The Centre is set to revise the eligibility criteria and calculation methods for payment of bonus and gratuity to formal sector employees following the implementation of the new labour codes.
The Code on Wages, which subsumes the Payment of Bonus Act, provides for annual bonus payment to employees drawing wages under a ceiling notified by the appropriate government. The employer is mandated to pay a minimum bonus of 8.33 per cent of the salary earned by the employee or an amount notified by the government, whichever is higher. The bonus is capped at a maximum of 20 per cent of the wages, subject to the company’s allocable surplus.
In 2015, the government had notified that employees drawing a monthly salary of ₹21,000, up from ₹10,000 earlier, are entitled to a bonus. The calculation ceiling was increased from ₹3,500 to ₹7,000 or the minimum wage, whichever is higher.
Government sources said the revision, effected almost a decade ago, needed to be updated to match the increase in wages. The revision is expected to be notified soon to ensure that deserving low-paid workers get the benefits. However, the government is yet to decide on the new eligibility and calculation formulas. Once the Centre issues the notification, state governments have to revise their formulas.
Employees working for less than five years in a company will now be entitled to gratuity. Under the existing Payment of Gratuity Act, workers are required to have served five years to get gratuity at the rate of 15 days’ wage for the number of years served.
The Code on Social Security has retained the five-year provision for payment of gratuity for regular employees. However, it has introduced a provision saying that workers engaged under fixed-term employment (FTE) or short-term contracts will be entitled to gratuity on a pro-rata basis. It means that if an FTE employee quits after one year, they will get gratuity.

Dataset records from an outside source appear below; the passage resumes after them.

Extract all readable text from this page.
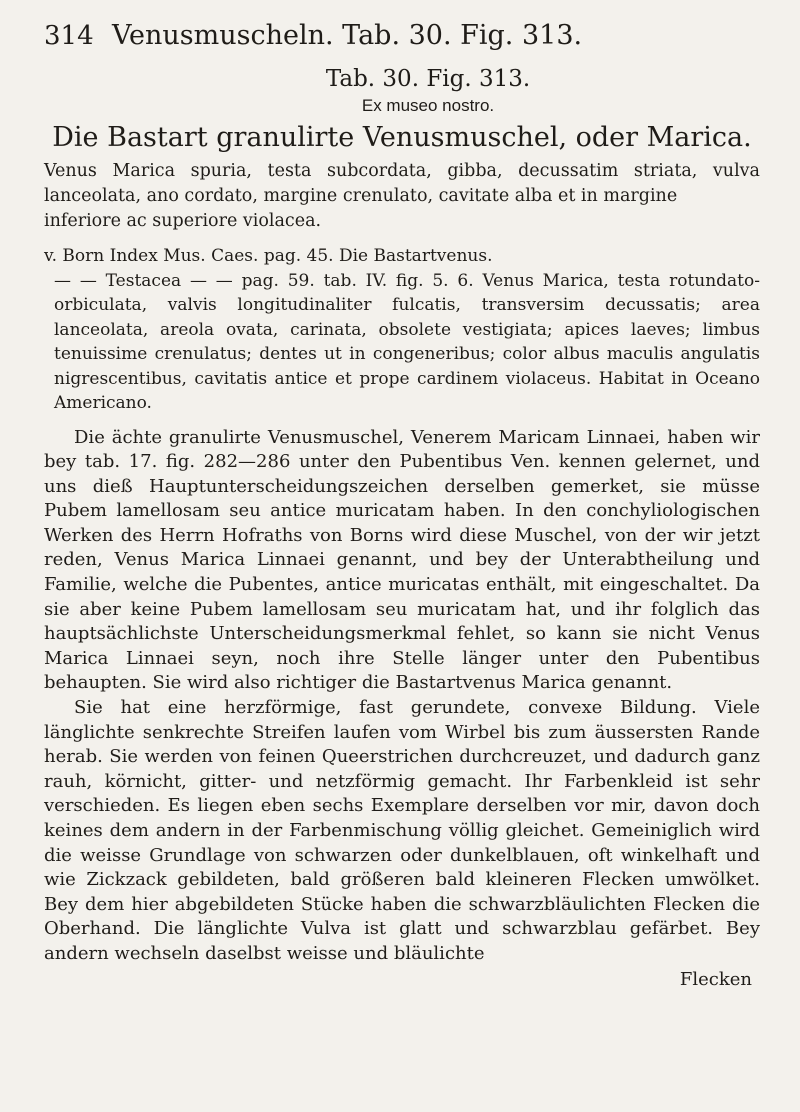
314 Venusmuscheln. Tab. 30. Fig. 313.
Tab. 30. Fig. 313.
Ex museo nostro.
Die Bastart granulirte Venusmuschel, oder Marica.
Venus Marica spuria, testa subcordata, gibba, decussatim striata, vulva lanceolata, ano cordato, margine crenulato, cavitate alba et in margine
inferiore ac superiore violacea.
v. Born Index Mus. Caes. pag. 45. Die Bastartvenus.
— — Testacea — — pag. 59. tab. IV. fig. 5. 6. Venus Marica, testa rotundato-orbiculata, valvis longitudinaliter fulcatis, transversim decussatis; area lanceolata, areola ovata, carinata, obsolete vestigiata; apices laeves; limbus tenuissime crenulatus; dentes ut in congeneribus; color albus maculis angulatis nigrescentibus, cavitatis antice et prope cardinem violaceus. Habitat in Oceano Americano.
Die ächte granulirte Venusmuschel, Venerem Maricam Linnaei, haben wir bey tab. 17. fig. 282—286 unter den Pubentibus Ven. kennen gelernet, und uns dieß Hauptunterscheidungszeichen derselben gemerket, sie müsse Pubem lamellosam seu antice muricatam haben. In den conchyliologischen Werken des Herrn Hofraths von Borns wird diese Muschel, von der wir jetzt reden, Venus Marica Linnaei genannt, und bey der Unterabtheilung und Familie, welche die Pubentes, antice muricatas enthält, mit eingeschaltet. Da sie aber keine Pubem lamellosam seu muricatam hat, und ihr folglich das hauptsächlichste Unterscheidungsmerkmal fehlet, so kann sie nicht Venus Marica Linnaei seyn, noch ihre Stelle länger unter den Pubentibus behaupten. Sie wird also richtiger die Bastartvenus Marica genannt.
Sie hat eine herzförmige, fast gerundete, convexe Bildung. Viele länglichte senkrechte Streifen laufen vom Wirbel bis zum äussersten Rande herab. Sie werden von feinen Queerstrichen durchcreuzet, und dadurch ganz rauh, körnicht, gitter- und netzförmig gemacht. Ihr Farbenkleid ist sehr verschieden. Es liegen eben sechs Exemplare derselben vor mir, davon doch keines dem andern in der Farbenmischung völlig gleichet. Gemeiniglich wird die weisse Grundlage von schwarzen oder dunkelblauen, oft winkelhaft und wie Zickzack gebildeten, bald größeren bald kleineren Flecken umwölket. Bey dem hier abgebildeten Stücke haben die schwarzbläulichten Flecken die Oberhand. Die länglichte Vulva ist glatt und schwarzblau gefärbet. Bey andern wechseln daselbst weisse und bläulichte
Flecken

All India Trade Union Congress (AITUC) general secretary Amarjeet Kaur said the new labour codes had incorporated some of the long-standing demands of trade unions while including many more employer-friendly and anti-worker provisions.

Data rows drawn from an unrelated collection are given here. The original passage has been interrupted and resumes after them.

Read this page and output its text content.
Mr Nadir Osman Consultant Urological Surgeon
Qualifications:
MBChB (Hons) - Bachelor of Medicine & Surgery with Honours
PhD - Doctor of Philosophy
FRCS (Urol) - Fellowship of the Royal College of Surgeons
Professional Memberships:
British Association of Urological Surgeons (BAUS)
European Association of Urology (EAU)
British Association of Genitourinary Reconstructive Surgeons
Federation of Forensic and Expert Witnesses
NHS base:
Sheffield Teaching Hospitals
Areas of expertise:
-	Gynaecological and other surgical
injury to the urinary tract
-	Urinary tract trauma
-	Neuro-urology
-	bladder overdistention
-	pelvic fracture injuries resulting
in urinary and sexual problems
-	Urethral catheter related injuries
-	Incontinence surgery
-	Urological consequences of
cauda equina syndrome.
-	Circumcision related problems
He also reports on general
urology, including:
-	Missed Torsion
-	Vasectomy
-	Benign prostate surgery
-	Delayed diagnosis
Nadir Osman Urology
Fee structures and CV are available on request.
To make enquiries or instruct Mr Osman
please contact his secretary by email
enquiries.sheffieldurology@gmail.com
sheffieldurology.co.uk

“We have been demanding the removal of the ceiling for payment of bonus and payment of gratuity on a pro-rata basis. The government has not removed the ceiling but plans to revise it to claim that the new codes are worker-friendly. But primarily, these laws are anti-worker,” Kaur said.

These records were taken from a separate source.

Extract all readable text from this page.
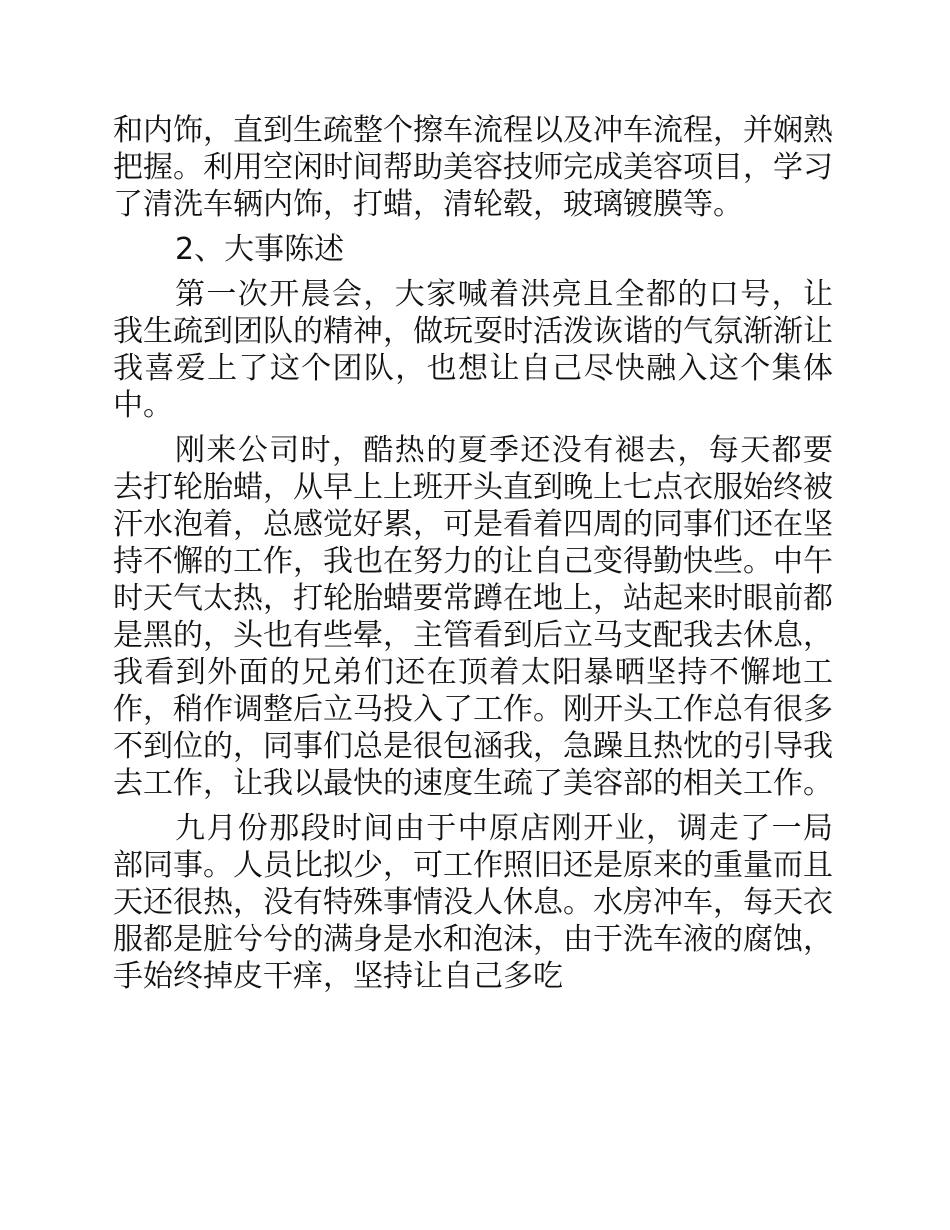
和内饰，直到生疏整个擦车流程以及冲车流程，并娴熟把握。利用空闲时间帮助美容技师完成美容项目，学习了清洗车辆内饰，打蜡，清轮毂，玻璃镀膜等。

2、大事陈述

第一次开晨会，大家喊着洪亮且全都的口号，让我生疏到团队的精神，做玩耍时活泼诙谐的气氛渐渐让我喜爱上了这个团队，也想让自己尽快融入这个集体中。

刚来公司时，酷热的夏季还没有褪去，每天都要去打轮胎蜡，从早上上班开头直到晚上七点衣服始终被汗水泡着，总感觉好累，可是看着四周的同事们还在坚持不懈的工作，我也在努力的让自己变得勤快些。中午时天气太热，打轮胎蜡要常蹲在地上，站起来时眼前都是黑的，头也有些晕，主管看到后立马支配我去休息，我看到外面的兄弟们还在顶着太阳暴晒坚持不懈地工作，稍作调整后立马投入了工作。刚开头工作总有很多不到位的，同事们总是很包涵我，急躁且热忱的引导我去工作，让我以最快的速度生疏了美容部的相关工作。

九月份那段时间由于中原店刚开业，调走了一局部同事。人员比拟少，可工作照旧还是原来的重量而且天还很热，没有特殊事情没人休息。水房冲车，每天衣服都是脏兮兮的满身是水和泡沫，由于洗车液的腐蚀，手始终掉皮干痒，坚持让自己多吃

She cited liberal rules for firing workers, promotion of contractual appointments and lack of clarity on social security funds as major lacunas in the new labour laws.
Labour economist K.R. Shyam Sundar, an adjunct professor at MDI Gurgaon, said the FTE, which the government had been promoting since 2014, had replaced regular appointments across establishments. “Since FTE has become the norm, the gratuity benefits are being passed on to them (to make contract jobs appear attractive),” Sundar said.